Federal agencies have yet to encrypt sensitive information on 70 percent of laptops and handheld devices, and encryption requirements remain unclear, according to a report released on Tuesday by the Government Accountability Office.
Comment on this article in The Forum.Agencies are a long way from compliance with a 2007 Office of Management and Budget policy requiring them to encrypt data on mobile computers and devices that carry sensitive data using National Institute of Standards in Technology-approved products, the report (GAO-08-525) stated.
The OMB policy came one year after the theft of a Veterans Affairs Department laptop with Social Security numbers and other sensitive information on 26.5 million veterans. Security analysts regard encryption as among the best defenses against such breaches, because the data is converted into a form that's hard to understand.
In a survey of 24 major agencies conducted from July 2007 to September 2007, GAO found that only 30 percent of laptop computers and handheld devices contained encryption technology to protect sensitive information. Also, no agencies had documents in place detailing plans for ongoing encryption efforts, according to the report. The agencies, for instance, lacked schedules for conducting inventories of the type of information stored on mobile computers.
The watchdog agency also reviewed specific efforts by six agencies - the Agriculture, Education, Housing and Urban Development, and State departments, and the General Services Administration and NASA - to install encryption technologies on mobile computers. GAO selected those agencies because they had reported having initiated efforts to install such technologies, had experienced publicized incidents of data compromise, or were expected to collect, store and transmit a wide range of sensitive information.
GAO found that two of the six agencies had not installed encryption technologies validated according to NIST standards, and four had not configured installed encryption technologies appropriately. All six agencies failed to develop policies and procedures for properly managing encryption implementation, and three had not adequately trained personnel in the products' use.
"Encryption is not an option, it is a mandate," said Bennie Thompson, D-Miss., chairman of the House Homeland Security Committee. "Unfortunately, I'm not surprised … This administration regularly falls short when it comes to addressing our information security weaknesses. Making the right investments in cybersecurity today will keep us from paying dearly in the long run."
As a result of these weaknesses, federal information may remain at greater risk of unauthorized disclosure, loss and modification, according to the report.
Of the 24 major federal agencies evaluated, 10 reported having systems that contained sensitive medical information, 16 reported having systems that had sensitive regulatory information, 19 reported having systems that contained sensitive personal information and 20 reported having systems with sensitive program-specific information.

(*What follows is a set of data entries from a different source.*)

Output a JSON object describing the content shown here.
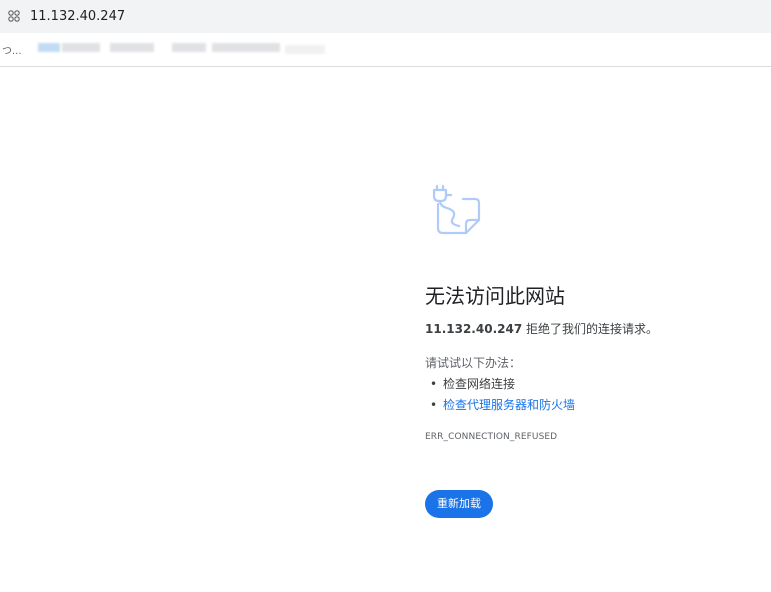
{
  "browser": {
    "url": "11.132.40.247",
    "site_info_icon": "site-settings-icon",
    "bookmarks_overflow": "つ..."
  },
  "error_page": {
    "icon": "disconnected-plug-icon",
    "heading": "无法访问此网站",
    "host": "11.132.40.247",
    "description_suffix": " 拒绝了我们的连接请求。",
    "suggestions_title": "请试试以下办法：",
    "suggestions": [
      "检查网络连接",
      "检查代理服务器和防火墙"
    ],
    "error_code": "ERR_CONNECTION_REFUSED",
    "reload_label": "重新加载"
  },
  "colors": {
    "accent": "#1a73e8",
    "icon_stroke": "#aecbfa",
    "toolbar_bg": "#f1f3f4"
  }
}
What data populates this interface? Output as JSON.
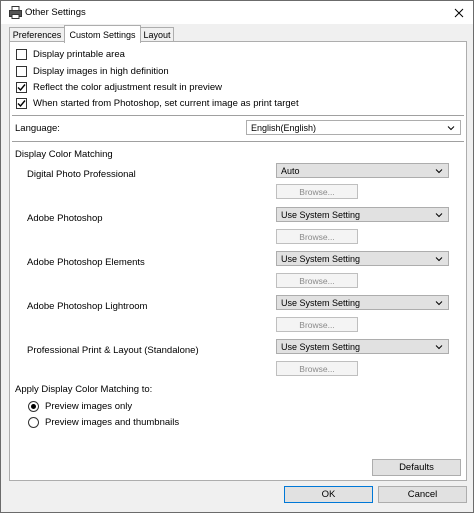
{
  "window": {
    "title": "Other Settings"
  },
  "tabs": [
    "Preferences",
    "Custom Settings",
    "Layout"
  ],
  "checkboxes": [
    {
      "label": "Display printable area",
      "checked": false
    },
    {
      "label": "Display images in high definition",
      "checked": false
    },
    {
      "label": "Reflect the color adjustment result in preview",
      "checked": true
    },
    {
      "label": "When started from Photoshop, set current image as print target",
      "checked": true
    }
  ],
  "language": {
    "label": "Language:",
    "value": "English(English)"
  },
  "color_matching": {
    "heading": "Display Color Matching",
    "apps": [
      {
        "label": "Digital Photo Professional",
        "value": "Auto",
        "browse": "Browse..."
      },
      {
        "label": "Adobe Photoshop",
        "value": "Use System Setting",
        "browse": "Browse..."
      },
      {
        "label": "Adobe Photoshop Elements",
        "value": "Use System Setting",
        "browse": "Browse..."
      },
      {
        "label": "Adobe Photoshop Lightroom",
        "value": "Use System Setting",
        "browse": "Browse..."
      },
      {
        "label": "Professional Print & Layout (Standalone)",
        "value": "Use System Setting",
        "browse": "Browse..."
      }
    ]
  },
  "apply_to": {
    "heading": "Apply Display Color Matching to:",
    "options": [
      {
        "label": "Preview images only",
        "selected": true
      },
      {
        "label": "Preview images and thumbnails",
        "selected": false
      }
    ]
  },
  "buttons": {
    "defaults": "Defaults",
    "ok": "OK",
    "cancel": "Cancel"
  },
  "colors": {
    "accent": "#0078d7",
    "panel": "#ffffff",
    "chrome": "#f0f0f0"
  }
}
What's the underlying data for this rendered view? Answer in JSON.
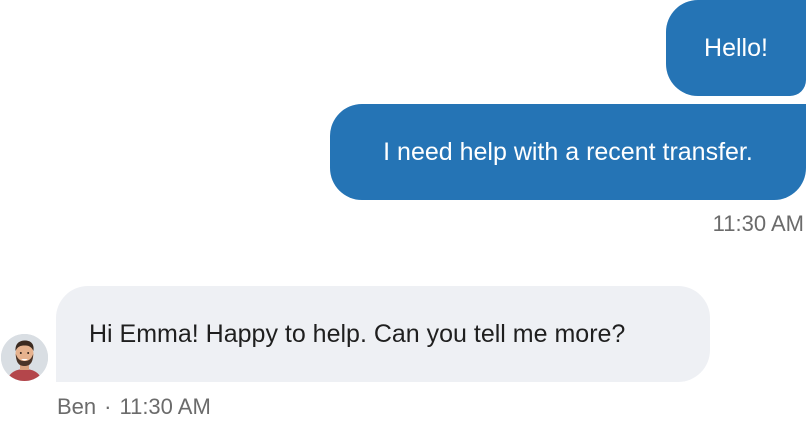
{
  "messages": {
    "outgoing": [
      {
        "text": "Hello!"
      },
      {
        "text": "I need help with a recent transfer."
      }
    ],
    "outgoing_timestamp": "11:30 AM",
    "incoming": {
      "text": "Hi Emma! Happy to help. Can you tell me more?",
      "sender": "Ben",
      "separator": "·",
      "timestamp": "11:30 AM"
    }
  },
  "colors": {
    "outgoing_bubble": "#2574b5",
    "incoming_bubble": "#eef0f4",
    "meta_text": "#6b6b6b"
  },
  "icons": {
    "avatar": "agent-avatar-photo"
  }
}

Agencies expressed some confusion about OMB policies relating to encryption, according to the report. Specifically, some appeared unclear about what qualifies as "mobile computers and devices." In response to an April 2008 query from GAO, officials from OMB clarified that the term included all agency laptops, handheld devices, and portable storage devices that contain agency data; GAO recommended that OMB further clarify policies through additional guidance or governmentwide education. It also recommended that OMB be more consistent in monitoring the effectiveness of the agencies' encryption implementation plans and efforts to take inventories of sensitive information contained in mobile devices.
"OMB has been working to provide federal departments and agencies with the tools and guidance necessary for the implementation and use of encryption appropriately to protect federal information," wrote Karen Evans, OMB's administrator for e-government and information technology, in a letter responding to the report. The agency will try to leverage existing education vehicles and forums, she said, such as the Chief Information Officers Council's Best Practices Committee, to clarify policies.
GAO also made a series of recommendations for the six specific agencies whose product deployment processes were reviewed, including establishing monitoring processes for encryption products and adopting departmentwide procedures for encryption management and training programs.